GeoVax Labs, Inc. announced publication of interim Phase 2 clinical data showing its next-generation COVID-19 vaccine, GEO-CM04S1, generated significantly stronger and more durable SARS-CoV-2-specific T-cell responses than BNT162b2 in patients with chronic lymphocytic leukemia. The findings, published in the British Journal of Haematology, reveal that 40% of GEO-CM04S1 recipients met the primary immunologic endpoint compared to 14.3% for the mRNA vaccine, leading the Data and Safety Monitoring Board to discontinue the comparator arm and proceed exclusively with GEO-CM04S1.
The trial's significance lies in addressing a critical unmet medical need for immunocompromised populations who respond poorly to first-generation COVID-19 vaccines. More than 40 million adults in the U.S. and 400 million globally have compromised immunity, with many failing to mount meaningful responses to currently authorized vaccines. CLL patients represent a particularly vulnerable group due to their impaired ability to generate humoral immune responses, making T-cell mediated immunity crucial for protection.
GEO-CM04S1's dual-antigen design, targeting both spike and nucleocapsid proteins through an MVA-based platform, demonstrated approximately 10-fold higher nucleocapsid-specific CD4 T-cell activation compared to BNT162b2, with responses maintained through Day 180. The vaccine also generated sustained nucleocapsid-specific antibodies and showed correlation between these antibodies and T-cell activation, indicating broader immune engagement despite CLL-associated humoral defects.
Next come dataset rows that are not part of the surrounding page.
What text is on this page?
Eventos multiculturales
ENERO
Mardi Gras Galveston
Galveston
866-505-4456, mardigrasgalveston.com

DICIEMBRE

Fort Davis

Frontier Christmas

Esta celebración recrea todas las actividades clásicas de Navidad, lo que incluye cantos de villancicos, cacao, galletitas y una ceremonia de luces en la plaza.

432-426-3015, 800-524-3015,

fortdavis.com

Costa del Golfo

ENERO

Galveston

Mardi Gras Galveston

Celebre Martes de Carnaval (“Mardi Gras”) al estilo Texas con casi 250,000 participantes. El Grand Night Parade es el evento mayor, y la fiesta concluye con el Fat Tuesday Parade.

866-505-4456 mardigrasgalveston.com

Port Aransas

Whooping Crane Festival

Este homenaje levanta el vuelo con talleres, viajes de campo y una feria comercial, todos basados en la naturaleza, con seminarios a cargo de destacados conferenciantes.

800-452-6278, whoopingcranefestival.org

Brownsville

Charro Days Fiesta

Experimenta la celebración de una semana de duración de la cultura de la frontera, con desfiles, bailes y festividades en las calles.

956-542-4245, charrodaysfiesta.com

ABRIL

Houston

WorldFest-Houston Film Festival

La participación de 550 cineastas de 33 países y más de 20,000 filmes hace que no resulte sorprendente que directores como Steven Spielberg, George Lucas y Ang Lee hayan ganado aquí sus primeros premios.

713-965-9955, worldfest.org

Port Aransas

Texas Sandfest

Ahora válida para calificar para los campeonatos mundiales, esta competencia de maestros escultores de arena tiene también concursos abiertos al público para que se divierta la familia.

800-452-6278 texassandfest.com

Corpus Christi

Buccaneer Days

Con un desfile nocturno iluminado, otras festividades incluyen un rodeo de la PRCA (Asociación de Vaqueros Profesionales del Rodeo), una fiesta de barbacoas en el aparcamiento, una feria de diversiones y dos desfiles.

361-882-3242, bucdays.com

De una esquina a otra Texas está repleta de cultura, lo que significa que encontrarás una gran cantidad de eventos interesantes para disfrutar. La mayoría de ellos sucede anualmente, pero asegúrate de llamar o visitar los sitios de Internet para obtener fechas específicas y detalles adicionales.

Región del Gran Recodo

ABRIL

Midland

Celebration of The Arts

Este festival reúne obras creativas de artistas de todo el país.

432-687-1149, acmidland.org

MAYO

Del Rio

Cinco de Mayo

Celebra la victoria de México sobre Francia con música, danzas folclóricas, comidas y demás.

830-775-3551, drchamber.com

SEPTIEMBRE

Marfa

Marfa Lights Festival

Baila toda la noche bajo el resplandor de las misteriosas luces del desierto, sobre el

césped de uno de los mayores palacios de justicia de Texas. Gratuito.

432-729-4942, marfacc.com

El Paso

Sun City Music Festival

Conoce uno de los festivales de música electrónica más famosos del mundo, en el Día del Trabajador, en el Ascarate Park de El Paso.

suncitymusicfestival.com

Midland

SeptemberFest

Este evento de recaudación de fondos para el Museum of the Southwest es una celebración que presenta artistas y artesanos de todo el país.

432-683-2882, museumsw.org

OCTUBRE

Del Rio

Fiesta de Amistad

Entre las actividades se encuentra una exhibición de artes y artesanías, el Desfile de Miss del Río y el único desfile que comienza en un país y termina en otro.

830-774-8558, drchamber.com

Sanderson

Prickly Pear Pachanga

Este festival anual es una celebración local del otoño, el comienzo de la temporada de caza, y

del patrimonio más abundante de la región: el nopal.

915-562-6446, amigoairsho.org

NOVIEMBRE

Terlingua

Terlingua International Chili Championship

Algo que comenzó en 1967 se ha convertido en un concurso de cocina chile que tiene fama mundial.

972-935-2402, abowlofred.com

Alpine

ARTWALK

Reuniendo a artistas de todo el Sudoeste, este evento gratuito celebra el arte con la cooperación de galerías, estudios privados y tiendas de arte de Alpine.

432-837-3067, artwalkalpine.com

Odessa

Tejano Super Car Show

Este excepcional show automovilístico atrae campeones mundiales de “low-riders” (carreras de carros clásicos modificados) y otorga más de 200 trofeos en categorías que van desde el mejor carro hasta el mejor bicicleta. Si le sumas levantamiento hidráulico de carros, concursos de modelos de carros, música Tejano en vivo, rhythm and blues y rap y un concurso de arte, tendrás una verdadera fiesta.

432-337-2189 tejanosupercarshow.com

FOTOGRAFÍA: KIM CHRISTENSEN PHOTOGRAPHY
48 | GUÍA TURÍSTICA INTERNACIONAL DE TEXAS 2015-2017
Kelly T. McKee, MD, MPH, Chief Medical Officer, stated the results demonstrate GEO-CM04S1's ability to address immune limitations in CLL patients by inducing strong, durable T-cell responses. The DSMB's decision to discontinue the comparator arm further validates the vaccine's clinical relevance for immunocompromised individuals. David Dodd, Chairman & CEO, emphasized that GEO-CM04S1 represents a purpose-built solution for high-risk patients lacking durable protection from first-generation vaccines.
The medical implications extend beyond CLL patients to include other immunocompromised populations such as CAR-T and stem-cell transplant recipients, who typically respond poorly to current vaccines. The multi-antigen design appears to stimulate more durable and variant-resilient immune responses than single-antigen mRNA approaches, potentially offering longer-lasting protection against evolving SARS-CoV-2 variants.
Commercial significance is substantial, with immunocompromised patient segments representing a $30 billion-plus annual potential market. The peer-reviewed publication strengthens GeoVax's regulatory and partnering strategy as the company advances toward potential commercialization. For more information about the company's clinical trials and updates, visit their website at https://www.geovax.com.
The Phase 2 study enrolled 31 CLL patients previously vaccinated with mRNA vaccines, with 27 evaluable for primary analysis. No Grade 3 or higher adverse events were reported, indicating favorable safety profile. The trial continues as a single-arm study following the DSMB's decision, with GEO-CM04S1 being evaluated in multiple Phase 2 trials including as a primary vaccine for immunocompromised individuals and as a booster for CLL patients.